According to data published by eMarketer last month [April], grocery apps saw faster growth than any other app category in 2020, with a 40.9% increase in the number of users.

Growth in 2021 is expected to be more modest, at 5.8%, as it will be building on last year’s figures, which were inflated by the pandemic.

Analysts have noted that the apps’ business model, where delivery is carried out rapidly and may cost only a few dollars or its equivalent in other countries, is suited only to major cities.

In the UK, some apps are focused on London, although services are increasingly being offered in other cities including Manchester, Bristol and Brighton.

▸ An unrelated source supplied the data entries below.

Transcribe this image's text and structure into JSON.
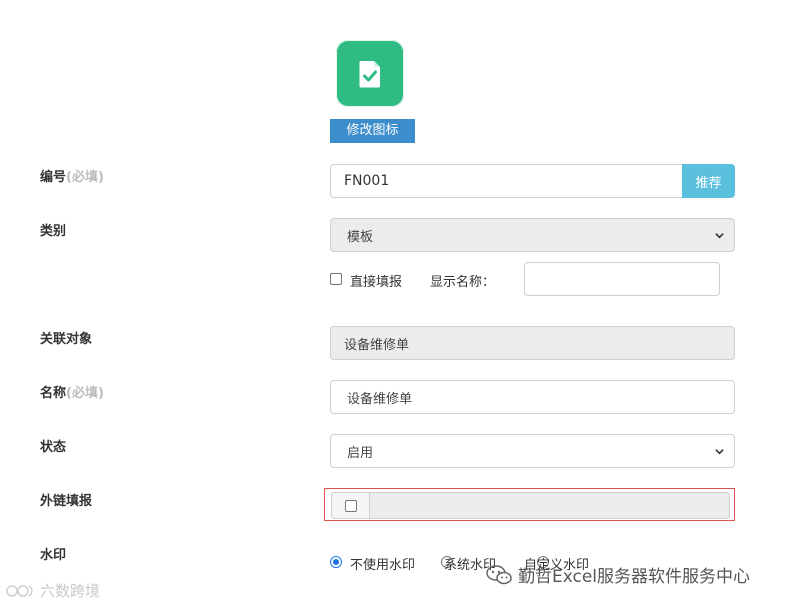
{
  "icon_section": {
    "change_icon_label": "修改图标",
    "icon_name": "document-check-icon",
    "icon_color": "#2fbc84"
  },
  "form": {
    "code": {
      "label": "编号",
      "required": "(必填)",
      "value": "FN001",
      "recommend_label": "推荐"
    },
    "category": {
      "label": "类别",
      "selected": "模板",
      "direct_fill_label": "直接填报",
      "display_name_label": "显示名称：",
      "display_name_value": ""
    },
    "related": {
      "label": "关联对象",
      "value": "设备维修单"
    },
    "name": {
      "label": "名称",
      "required": "(必填)",
      "value": "设备维修单"
    },
    "status": {
      "label": "状态",
      "selected": "启用"
    },
    "external": {
      "label": "外链填报",
      "value": ""
    },
    "watermark": {
      "label": "水印",
      "options": [
        {
          "label": "不使用水印",
          "checked": true
        },
        {
          "label": "系统水印",
          "checked": false
        },
        {
          "label": "自定义水印",
          "checked": false
        }
      ]
    }
  },
  "overlays": {
    "left_watermark": "六数跨境",
    "right_watermark": "勤哲Excel服务器软件服务中心",
    "highlight_color": "#d9534f"
  }
}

Some apps, supported in their early stages by venture-capital funding, have indicated to media that they are not currently profitable.

Instead, their focus is on expansion in their early stages, with some advertising heavily, such as on the side of buses, as they look to secure market share.

With the market in a state of flux, it is likely that certain apps will fall by the wayside despite the rapid growth of the market as a whole, while yet more new operators are likely to emerge.